А пока буду разбираться с документами и учить язык, планирую принимать пациентов на платформе «Е-здоровье».
— Какой вы запомнили Беларусь, из которой уезжали?
— Я описала этот случай у себя в Facebook. Очередь за документами в польское консульство выстроилась с 14.00 до 15.00. Рядом ходил милиционер с камерой и снимал всех, кто тут находится. Было холодно, люди напряжены. Напряжение усиливал и тот факт, что все делали вид, что не замечают человека в погонах. Люди смотрели в спины друг другу, в стороны, вверх, вниз, но не на него. А ему было весело или, наоборот, скучно, и он решил поговорить с благостно выглядящей женщиной, которая очень выделялась из очереди, где в основном стояли молодые мужчины. Он у нее спросил: «Вы документы забирать?» На слове «забирать» у парня, который находился передо мной, спина напряглась еще сильнее. Милиционер и женщина стали общаться, и вся очередь погрузилась в абсолютную немоту, но никто не повернул голову, чтобы послушать их беседу.
Во дворе с консульством находится банк. В какой-то момент к нему подъехал бус, люди в очереди дернулись от напряжения. А кто-то, кто был впереди, даже убежал. Потом мы увидели, что это инкассация. От этой ситуации было одновременно и смешно, и страшно. Мы боялись милицию, хотя просто стояли в очереди и ничего плохого не делали.
В противовес этому был и другой случай. К консульству я приехала к 10 утра, и четыре часа мне нужно было где-то подождать. Я зашла в ближайшую кафешку. Говорю, извините, можно у вас посидеть. И бариста такой: «Время провести, это к нам».

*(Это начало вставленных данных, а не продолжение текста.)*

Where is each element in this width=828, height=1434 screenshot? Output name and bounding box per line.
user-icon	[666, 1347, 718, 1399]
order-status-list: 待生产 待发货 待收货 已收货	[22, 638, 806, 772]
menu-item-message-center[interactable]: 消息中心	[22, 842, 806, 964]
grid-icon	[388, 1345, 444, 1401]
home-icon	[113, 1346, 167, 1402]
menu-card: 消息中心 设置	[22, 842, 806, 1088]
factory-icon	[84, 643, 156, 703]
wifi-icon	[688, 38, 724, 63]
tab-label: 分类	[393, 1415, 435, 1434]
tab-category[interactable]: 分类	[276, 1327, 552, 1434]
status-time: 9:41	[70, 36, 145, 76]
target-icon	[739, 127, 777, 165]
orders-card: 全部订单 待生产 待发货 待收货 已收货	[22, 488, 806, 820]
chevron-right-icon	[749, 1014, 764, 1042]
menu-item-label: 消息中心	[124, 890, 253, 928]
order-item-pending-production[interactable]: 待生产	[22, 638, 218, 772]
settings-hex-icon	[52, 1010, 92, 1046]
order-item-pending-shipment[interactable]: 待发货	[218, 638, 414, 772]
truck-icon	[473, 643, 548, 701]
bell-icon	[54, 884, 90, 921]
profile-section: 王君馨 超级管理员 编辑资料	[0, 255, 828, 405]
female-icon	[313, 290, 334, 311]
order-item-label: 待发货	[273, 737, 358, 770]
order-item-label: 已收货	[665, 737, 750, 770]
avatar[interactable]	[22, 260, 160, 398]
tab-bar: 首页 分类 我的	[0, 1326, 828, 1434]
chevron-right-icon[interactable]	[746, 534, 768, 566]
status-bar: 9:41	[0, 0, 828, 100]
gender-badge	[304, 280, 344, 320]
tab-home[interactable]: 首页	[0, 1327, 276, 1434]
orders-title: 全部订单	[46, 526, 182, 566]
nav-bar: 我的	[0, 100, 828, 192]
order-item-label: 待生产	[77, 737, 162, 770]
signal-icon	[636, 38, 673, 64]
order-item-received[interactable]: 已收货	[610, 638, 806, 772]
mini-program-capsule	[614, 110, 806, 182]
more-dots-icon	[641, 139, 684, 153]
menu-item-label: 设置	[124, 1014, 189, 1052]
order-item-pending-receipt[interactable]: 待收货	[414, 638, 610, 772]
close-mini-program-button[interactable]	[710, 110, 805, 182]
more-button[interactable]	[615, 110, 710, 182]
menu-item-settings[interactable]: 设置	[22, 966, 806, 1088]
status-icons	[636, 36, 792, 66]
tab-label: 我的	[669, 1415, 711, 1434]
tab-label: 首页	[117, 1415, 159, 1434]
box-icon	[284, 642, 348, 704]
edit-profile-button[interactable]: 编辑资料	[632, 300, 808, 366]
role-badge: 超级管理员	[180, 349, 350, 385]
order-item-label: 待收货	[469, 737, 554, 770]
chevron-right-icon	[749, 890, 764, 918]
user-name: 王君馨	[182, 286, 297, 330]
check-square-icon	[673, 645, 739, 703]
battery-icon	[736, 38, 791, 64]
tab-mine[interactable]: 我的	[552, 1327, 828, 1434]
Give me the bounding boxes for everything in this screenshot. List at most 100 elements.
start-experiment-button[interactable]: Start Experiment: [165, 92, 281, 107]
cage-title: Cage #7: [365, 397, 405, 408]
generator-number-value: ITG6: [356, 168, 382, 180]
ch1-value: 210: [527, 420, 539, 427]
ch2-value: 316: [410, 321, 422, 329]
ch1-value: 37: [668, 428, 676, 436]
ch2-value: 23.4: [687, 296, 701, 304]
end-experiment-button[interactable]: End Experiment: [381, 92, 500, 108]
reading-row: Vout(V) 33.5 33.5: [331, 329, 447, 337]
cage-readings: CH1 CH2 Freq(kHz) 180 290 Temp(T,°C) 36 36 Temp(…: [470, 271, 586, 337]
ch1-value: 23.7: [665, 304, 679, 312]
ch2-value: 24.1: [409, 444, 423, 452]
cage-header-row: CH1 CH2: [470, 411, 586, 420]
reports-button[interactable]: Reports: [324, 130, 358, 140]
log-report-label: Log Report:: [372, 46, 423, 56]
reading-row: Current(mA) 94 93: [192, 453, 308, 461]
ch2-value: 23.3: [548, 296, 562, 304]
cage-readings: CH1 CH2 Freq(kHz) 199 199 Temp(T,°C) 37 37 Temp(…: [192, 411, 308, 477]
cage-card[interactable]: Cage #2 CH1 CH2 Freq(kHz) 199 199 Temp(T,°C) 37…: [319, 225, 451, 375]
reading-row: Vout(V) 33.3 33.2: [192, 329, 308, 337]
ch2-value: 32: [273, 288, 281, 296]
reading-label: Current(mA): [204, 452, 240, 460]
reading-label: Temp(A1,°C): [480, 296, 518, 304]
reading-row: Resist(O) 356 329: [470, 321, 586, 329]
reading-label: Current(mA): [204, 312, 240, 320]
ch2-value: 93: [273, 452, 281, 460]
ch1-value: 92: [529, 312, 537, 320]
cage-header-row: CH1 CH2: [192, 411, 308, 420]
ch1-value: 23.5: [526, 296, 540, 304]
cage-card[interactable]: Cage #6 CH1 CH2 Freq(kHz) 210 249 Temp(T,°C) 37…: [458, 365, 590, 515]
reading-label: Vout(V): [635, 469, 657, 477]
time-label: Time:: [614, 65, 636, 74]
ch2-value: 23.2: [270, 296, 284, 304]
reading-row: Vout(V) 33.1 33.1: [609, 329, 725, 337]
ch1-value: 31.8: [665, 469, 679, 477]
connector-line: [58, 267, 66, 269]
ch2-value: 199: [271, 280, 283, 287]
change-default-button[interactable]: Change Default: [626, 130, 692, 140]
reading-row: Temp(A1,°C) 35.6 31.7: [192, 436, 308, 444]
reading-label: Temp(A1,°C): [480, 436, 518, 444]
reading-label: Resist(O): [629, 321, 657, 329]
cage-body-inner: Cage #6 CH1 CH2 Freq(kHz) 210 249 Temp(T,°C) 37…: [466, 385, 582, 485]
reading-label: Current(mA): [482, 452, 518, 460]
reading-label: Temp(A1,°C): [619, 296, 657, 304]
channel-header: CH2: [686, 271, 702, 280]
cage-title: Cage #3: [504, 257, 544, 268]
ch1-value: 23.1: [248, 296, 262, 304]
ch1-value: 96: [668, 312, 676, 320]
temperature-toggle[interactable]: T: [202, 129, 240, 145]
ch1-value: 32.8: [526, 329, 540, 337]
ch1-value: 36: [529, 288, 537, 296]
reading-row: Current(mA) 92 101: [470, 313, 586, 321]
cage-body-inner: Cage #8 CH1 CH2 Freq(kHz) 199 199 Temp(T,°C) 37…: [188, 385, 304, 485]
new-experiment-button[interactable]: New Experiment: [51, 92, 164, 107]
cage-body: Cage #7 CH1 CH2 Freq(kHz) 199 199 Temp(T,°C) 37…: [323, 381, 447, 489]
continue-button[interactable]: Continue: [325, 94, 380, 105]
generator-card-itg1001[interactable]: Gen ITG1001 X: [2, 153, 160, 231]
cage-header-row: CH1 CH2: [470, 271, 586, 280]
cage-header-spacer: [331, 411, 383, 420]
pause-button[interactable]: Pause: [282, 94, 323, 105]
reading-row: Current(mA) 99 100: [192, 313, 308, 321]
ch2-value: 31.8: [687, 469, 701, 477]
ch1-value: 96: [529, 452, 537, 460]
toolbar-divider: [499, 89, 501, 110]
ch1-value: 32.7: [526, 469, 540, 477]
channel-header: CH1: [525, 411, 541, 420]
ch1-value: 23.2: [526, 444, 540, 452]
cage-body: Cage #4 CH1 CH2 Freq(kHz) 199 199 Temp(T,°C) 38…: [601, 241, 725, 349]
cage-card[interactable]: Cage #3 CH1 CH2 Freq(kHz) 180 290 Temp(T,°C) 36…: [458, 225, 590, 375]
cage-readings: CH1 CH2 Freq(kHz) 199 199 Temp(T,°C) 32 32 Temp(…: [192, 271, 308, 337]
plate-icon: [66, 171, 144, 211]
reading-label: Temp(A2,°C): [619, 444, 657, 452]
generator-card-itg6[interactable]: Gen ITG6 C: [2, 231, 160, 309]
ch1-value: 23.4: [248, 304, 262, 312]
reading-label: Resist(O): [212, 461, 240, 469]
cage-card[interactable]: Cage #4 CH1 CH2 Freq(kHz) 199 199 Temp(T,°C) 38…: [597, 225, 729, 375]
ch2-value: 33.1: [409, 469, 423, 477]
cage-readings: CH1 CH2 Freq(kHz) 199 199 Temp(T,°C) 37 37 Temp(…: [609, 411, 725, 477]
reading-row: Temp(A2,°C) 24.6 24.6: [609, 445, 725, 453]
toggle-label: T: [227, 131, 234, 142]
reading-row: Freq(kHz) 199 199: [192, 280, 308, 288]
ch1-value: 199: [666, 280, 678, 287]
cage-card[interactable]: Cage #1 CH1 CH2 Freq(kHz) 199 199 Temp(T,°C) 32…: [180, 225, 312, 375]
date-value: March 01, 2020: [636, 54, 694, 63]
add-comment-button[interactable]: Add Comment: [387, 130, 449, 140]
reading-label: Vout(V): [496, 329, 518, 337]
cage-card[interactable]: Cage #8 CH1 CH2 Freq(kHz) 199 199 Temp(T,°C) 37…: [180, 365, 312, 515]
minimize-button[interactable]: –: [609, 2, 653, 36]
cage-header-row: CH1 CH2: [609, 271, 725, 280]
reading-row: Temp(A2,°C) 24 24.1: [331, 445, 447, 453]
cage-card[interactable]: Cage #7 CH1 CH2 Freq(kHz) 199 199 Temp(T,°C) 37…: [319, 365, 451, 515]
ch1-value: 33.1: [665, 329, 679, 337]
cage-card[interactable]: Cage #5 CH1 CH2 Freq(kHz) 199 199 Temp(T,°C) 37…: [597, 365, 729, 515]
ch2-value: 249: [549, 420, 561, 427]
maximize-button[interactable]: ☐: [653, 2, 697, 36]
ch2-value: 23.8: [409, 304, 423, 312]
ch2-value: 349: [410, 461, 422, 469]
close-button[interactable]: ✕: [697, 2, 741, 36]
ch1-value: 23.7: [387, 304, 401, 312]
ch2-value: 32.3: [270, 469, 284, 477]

Контраст этих ситуаций показывает: не все так плохо. Беларусское общество не атомизировано. Все друг друга видят, слышат и готовы прийти на помощь. Люди в стране, которую поставили в условия какого-то эксперимента по расчеловечиванию, держатся и остаются людьми.
— Сколько мы разговариваем, вы обо всем говорите с таким оптимизмом…
— Это потому что я казашка.
— У казахов есть какой-то секрет?
— Да, мы очень любим жизнь, и у нас есть привычка смеяться, потому что смеяться можно над всем. Все можно пережить, смеясь. Каждую беду проще принять, просмеявшись.